Is 'T.super' a legal expression as per JLS?

Question

Consider the following set of expressions:

class T {{
/*1*/   Object o = T.super; // error: '.' expected
/*2*/   o.toString();
}}

An attempt to compile this will fail on line /*1*/ with the error:

error: '.' expected
    o = T.super;
               ^

both when using OpenJDK 1.8.0 (Ubuntu) or Oracle JDK 1.8 (Windows).

However, Eclipse 4.5.0 (Mars) compiles this without any error and it results in:

class T {
    T();
     0  aload_0 [this]
     1  invokespecial java.lang.Object() [8] // super()
     4  aload_0 [this]
     5  astore_1 [o]  // o = T.super
     7  invokevirtual java.lang.Object.toString() : java.lang.String [10]
    10  pop           // ^-- o.toString()
    11  return
}

From this you can see that the line /*1*/ of the java code (line 5 of the result) correctly stores this casted as Object (Eclipse's understanding of T.super) into the local variable o. When the code is executed, it completes normally and the line /*2*/ produces a correct result.

So far I failed to find anything relevant to o = T.super; in the Java 8 Language Specification, i.e. whether it's legal or not. Since it doesn't explicitly state that it's a legal expression, my guess is that it means it's illegal. But then, why Eclipse considers it legal? Hence my question:

Is T.super a legal expression as per JLS?

---

Edit: Simplified the code by removing a wrapping inner class.

Answer 1

No, it's not. Refer to Chapter 19. Searching for the keyword super yields the following constructs:

• wildcard bounds: extends T / super T;
• explicit constructor invocation: super(args);
• field access: [Typename.]super.field;
• method invocation: [Typename.]super.method();
• method reference: super::method.

The fact that it compiles may be considered a bug or a language extension, although there is no real difference between the two.

Answer 2

T.super is not a legal expression because it does not make sense. The super (with or without explicit type) syntax is only used to call methods from the super class. T.super does not call any method (if it were legal syntax), it only references a class instance. In your case, it references the outer T instance.
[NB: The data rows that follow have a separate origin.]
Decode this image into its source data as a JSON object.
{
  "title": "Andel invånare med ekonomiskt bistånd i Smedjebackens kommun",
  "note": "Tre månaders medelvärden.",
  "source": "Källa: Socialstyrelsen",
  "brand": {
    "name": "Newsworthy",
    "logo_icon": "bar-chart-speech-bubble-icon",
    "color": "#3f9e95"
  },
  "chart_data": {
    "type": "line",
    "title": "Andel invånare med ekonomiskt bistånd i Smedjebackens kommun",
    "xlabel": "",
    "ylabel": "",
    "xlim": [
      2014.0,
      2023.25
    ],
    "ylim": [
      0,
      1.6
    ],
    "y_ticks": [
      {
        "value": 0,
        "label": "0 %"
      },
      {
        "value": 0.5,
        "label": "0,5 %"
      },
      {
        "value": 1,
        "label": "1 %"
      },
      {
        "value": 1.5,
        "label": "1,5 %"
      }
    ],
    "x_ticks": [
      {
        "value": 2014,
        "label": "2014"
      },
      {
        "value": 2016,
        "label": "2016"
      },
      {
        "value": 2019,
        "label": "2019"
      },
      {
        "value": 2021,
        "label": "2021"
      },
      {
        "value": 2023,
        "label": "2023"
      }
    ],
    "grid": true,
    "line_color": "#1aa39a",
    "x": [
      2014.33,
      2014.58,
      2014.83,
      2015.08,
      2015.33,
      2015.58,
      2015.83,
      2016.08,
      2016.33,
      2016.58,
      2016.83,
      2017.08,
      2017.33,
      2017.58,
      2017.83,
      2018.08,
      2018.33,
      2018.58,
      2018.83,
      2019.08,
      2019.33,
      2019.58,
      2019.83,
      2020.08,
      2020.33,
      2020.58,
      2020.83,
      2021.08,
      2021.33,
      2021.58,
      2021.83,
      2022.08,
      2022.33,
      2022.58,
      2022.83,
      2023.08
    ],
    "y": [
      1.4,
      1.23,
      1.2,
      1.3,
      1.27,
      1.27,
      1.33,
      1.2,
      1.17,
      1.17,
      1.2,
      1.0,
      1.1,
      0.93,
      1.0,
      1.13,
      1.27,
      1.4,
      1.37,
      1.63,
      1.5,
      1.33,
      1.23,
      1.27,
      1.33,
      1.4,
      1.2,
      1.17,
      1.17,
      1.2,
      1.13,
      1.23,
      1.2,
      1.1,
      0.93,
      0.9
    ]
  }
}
The correct syntax would be T.this, which would point to the outer this.

Your class definition can be viewed like this (with a named inner class):

class Outer
{
    // Constructor Body
    {
        class Inner
        {{
            /*1*/   Outer o = Outer.super; // error: '.' expected
            /*2*/   o.toString();
        }};
        new Inner();
    }
}

The correct way to reference the outer class would be

Outer o = Outer.this; // valid